Dual language education is neither a new concept nor limited to the United States. Canada, Switzerland, Spain, and China, among many other countries, have successfully practiced and encouraged this form of bilingual and multilingual education. In the United States, the success of bilingual education programs established in Florida after the Cuban Revolution inspired the implementation of dual language programs across the nation. Coral Way Elementary, a dual language English-Spanish school established in 1963 by Cuban exiles in Dade County, Florida, continued to operate in 2012.

Bilingual education in the United States is generally designed for English-language learners in prekindergarten through 12th grade schools who are not yet proficient in English, offering different amounts of native language instruction (such as Spanish or Chinese) as well as English as a Second Language (ESL). The goal of all bilingual education programs, regardless of model, is to assist ELLs to reach full proficiency in English and achieve at grade level academically. However, bilingual education in the United States follows several types of models that fall under either additive or subtractive language paradigms. Subtractive models, such as transitional bilingual education, use students’ native language typically for a period of three to four years as students develop proficiency in English through ESL or sheltered English instruction. Once students have become proficient, as determined by language proficiency standardized evaluation, students exit into the general English medium classrooms.

Subtractive programs add a second language, in this case English, and subtract the native language. Additive language programs, on the other hand, promote the continual development of the native language and maintenance of the home culture while adding a second language and culture. Additive models, such as maintenance, developmental, and dual language, do not drop the students after they become proficient in English. Rather, students in additive programs continue to develop their academic native language as well as academic English. Unlike subtractive programs, the goal in additive programs is for students to reach full biliterate and bilingual proficiencies.

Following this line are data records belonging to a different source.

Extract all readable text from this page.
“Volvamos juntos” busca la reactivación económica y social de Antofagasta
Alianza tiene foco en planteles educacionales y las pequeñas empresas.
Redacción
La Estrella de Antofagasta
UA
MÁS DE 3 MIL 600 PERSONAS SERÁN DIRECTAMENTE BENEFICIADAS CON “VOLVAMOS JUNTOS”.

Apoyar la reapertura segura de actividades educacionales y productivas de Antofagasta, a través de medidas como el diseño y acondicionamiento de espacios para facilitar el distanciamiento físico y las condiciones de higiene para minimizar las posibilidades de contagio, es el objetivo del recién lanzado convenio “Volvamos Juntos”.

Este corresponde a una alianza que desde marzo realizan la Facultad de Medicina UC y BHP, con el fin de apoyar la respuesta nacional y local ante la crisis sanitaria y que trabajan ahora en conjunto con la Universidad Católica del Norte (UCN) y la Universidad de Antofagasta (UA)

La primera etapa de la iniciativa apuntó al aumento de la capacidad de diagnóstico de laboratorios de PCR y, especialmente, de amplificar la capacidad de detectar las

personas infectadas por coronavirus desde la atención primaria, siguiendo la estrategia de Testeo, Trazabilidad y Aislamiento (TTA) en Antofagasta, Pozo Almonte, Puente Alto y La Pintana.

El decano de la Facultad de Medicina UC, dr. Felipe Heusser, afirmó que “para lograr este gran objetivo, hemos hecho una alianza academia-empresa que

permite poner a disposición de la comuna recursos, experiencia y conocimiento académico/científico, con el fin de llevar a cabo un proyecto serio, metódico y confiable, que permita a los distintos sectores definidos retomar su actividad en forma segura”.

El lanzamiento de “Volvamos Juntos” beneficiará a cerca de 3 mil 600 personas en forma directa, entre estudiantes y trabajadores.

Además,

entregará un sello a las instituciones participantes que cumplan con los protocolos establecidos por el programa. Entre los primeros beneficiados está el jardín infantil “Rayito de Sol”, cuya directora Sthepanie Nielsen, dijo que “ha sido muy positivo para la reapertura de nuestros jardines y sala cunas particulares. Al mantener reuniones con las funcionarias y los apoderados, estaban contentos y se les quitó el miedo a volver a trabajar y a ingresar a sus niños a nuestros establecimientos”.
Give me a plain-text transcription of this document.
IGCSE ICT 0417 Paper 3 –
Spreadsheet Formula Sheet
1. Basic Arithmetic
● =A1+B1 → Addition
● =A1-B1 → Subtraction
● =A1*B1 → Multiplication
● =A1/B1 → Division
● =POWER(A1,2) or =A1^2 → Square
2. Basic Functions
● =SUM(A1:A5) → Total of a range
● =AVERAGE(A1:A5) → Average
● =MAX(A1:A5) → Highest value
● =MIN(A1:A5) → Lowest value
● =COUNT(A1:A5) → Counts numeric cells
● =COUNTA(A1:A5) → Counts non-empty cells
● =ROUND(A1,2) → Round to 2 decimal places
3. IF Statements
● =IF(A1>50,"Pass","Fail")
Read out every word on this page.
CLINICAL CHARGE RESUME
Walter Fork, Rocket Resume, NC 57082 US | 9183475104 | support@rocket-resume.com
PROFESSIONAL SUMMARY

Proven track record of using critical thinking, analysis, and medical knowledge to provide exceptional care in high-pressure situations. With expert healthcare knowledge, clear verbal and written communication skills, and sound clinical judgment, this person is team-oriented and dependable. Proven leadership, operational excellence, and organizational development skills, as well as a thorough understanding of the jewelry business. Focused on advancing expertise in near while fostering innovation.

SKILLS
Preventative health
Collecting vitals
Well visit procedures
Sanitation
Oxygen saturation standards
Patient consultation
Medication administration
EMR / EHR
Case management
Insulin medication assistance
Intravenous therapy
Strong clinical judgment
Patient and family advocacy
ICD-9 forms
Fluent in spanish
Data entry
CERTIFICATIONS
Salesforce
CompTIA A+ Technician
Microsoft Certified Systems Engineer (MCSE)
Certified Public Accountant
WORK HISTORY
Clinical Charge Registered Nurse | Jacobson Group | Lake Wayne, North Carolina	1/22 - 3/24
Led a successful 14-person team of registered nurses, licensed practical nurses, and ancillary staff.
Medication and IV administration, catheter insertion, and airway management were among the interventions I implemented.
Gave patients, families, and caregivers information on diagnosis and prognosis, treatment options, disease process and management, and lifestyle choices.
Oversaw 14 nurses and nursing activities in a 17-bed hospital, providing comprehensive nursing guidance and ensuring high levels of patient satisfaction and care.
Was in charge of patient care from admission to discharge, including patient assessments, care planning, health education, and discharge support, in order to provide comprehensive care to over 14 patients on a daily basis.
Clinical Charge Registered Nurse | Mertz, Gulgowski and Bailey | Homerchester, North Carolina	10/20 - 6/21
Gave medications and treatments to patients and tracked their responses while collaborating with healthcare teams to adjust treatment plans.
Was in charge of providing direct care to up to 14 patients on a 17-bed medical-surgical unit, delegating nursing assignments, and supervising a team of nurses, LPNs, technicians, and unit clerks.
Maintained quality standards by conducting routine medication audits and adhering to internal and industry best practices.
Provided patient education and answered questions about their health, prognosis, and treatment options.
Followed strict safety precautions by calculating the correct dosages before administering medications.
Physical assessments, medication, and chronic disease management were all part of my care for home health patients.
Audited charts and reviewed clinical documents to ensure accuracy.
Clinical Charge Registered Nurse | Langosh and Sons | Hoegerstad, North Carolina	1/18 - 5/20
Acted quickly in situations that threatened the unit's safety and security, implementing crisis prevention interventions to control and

Effectiveness of Dual Language Education

Two critical longitudinal studies, in addition to an increased body of research, have documented the effectiveness of dual language education in the United States. In their 2009 book, Virginia Collier and Wayne Thomas report that ELLs who participated in dual language education outperformed comparable monolingual-schooled students in academic achievement after four to seven years in the program. Students who received dual language instruction for at least five to six years reached the 50th percentile on the reading standardized tests by fifth or sixth grade and maintained this level of performance in subsequent grades. Their results also indicate that native English speakers in dual language programs maintained their English, acquired as a second language, and achieved well above the 50th percentile in all subject areas on norm-reference tests in English.